Ein zuvor unsteter Geist ist im Wissenschaftspark heimisch geworden
Der DHL-Paketbote tritt ein. „Grüß Dich“, sagt er. „Kann ich ein paar Sachen hier bei dir lassen?“ Kussauer nickt zustimmend. Lächelt. Und nimmt sieben Päckchen entgegen. Fünf sind von ihren Ausmaßen so übersichtlich, dass sie locker in eines der Postfächer passen, die sich im Rücken der Empfangsdame an der Wand auftürmen. Die beiden anderen sind dafür aber zu voluminös. Ein Plätzchen zur Zwischenlagerung findet Kussauer in ihrem Arbeitsbereich trotzdem. „Die werden eh gleich abgeholt“, sagt sie. Keine fünf Minuten später taucht ein junger Mann am Schalter auf. „Ist was für uns dabei?“, will er wissen. Als Antwort bekommt er von Kussauer besagte Pakete überreicht.
Ihr normaler Arbeitstag beginnt morgens um sieben und geht bis in den Nachmittag. Stehen Großveranstaltungen an, verschiebt sich der Feierabend nach hinten. Vier Kolleginnen und Kollegen teilen sich die in zwei Schichten eingeteilte Aufgabe am Empfang.

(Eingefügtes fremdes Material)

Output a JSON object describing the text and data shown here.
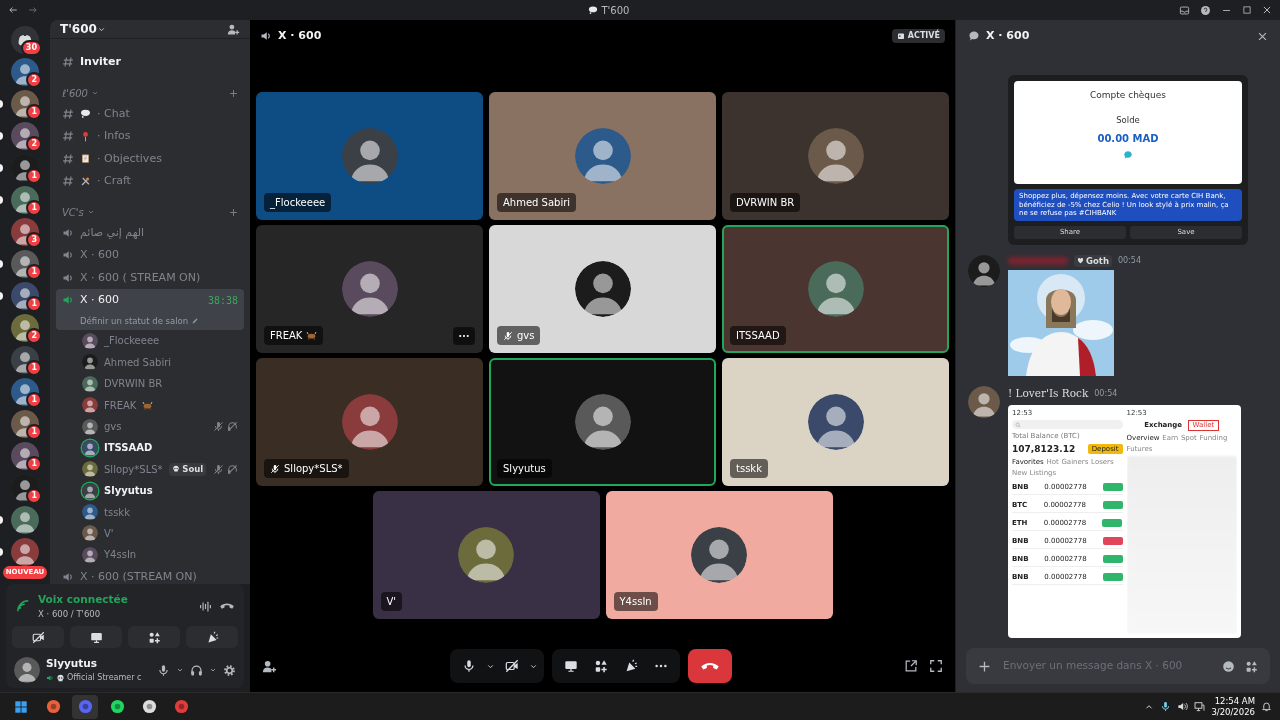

Kussauer gehört seit 2006 zu diesem Team. „Ich war vorher im Einzelhandel beschäftigt und habe danach am Fließband gestanden“, erzählt sie von zahlreichen Jobwechseln zu Beginn ihres Berufslebens und stellt fest: „Ich war früher ein unsteter Geist. Erst hier im Wissenschaftspark bin ich richtig heimisch geworden.“
Während sie das erzählt, zückt sie eine Liste. Schließlich muss sie auch dokumentieren, welche Arbeiten die Hausmeister an diesem Tag erledigen. „Wir am Empfang teilen zudem die Reinigungskräfte ein und sagen, was zu machen ist“, so Kussauer, Dann klingelt das Telefon. Fast zeitgleich tritt ein Seminarteilnehmer an den Tresen, der den Veranstaltungsraum nicht finden kann. Kussauer arbeitet eine Sache nach der anderen ab. Hier am Dreh- und Angelpunkt helfen Ruhe, Empathie und Gelassenheit nun einmal am besten weiter.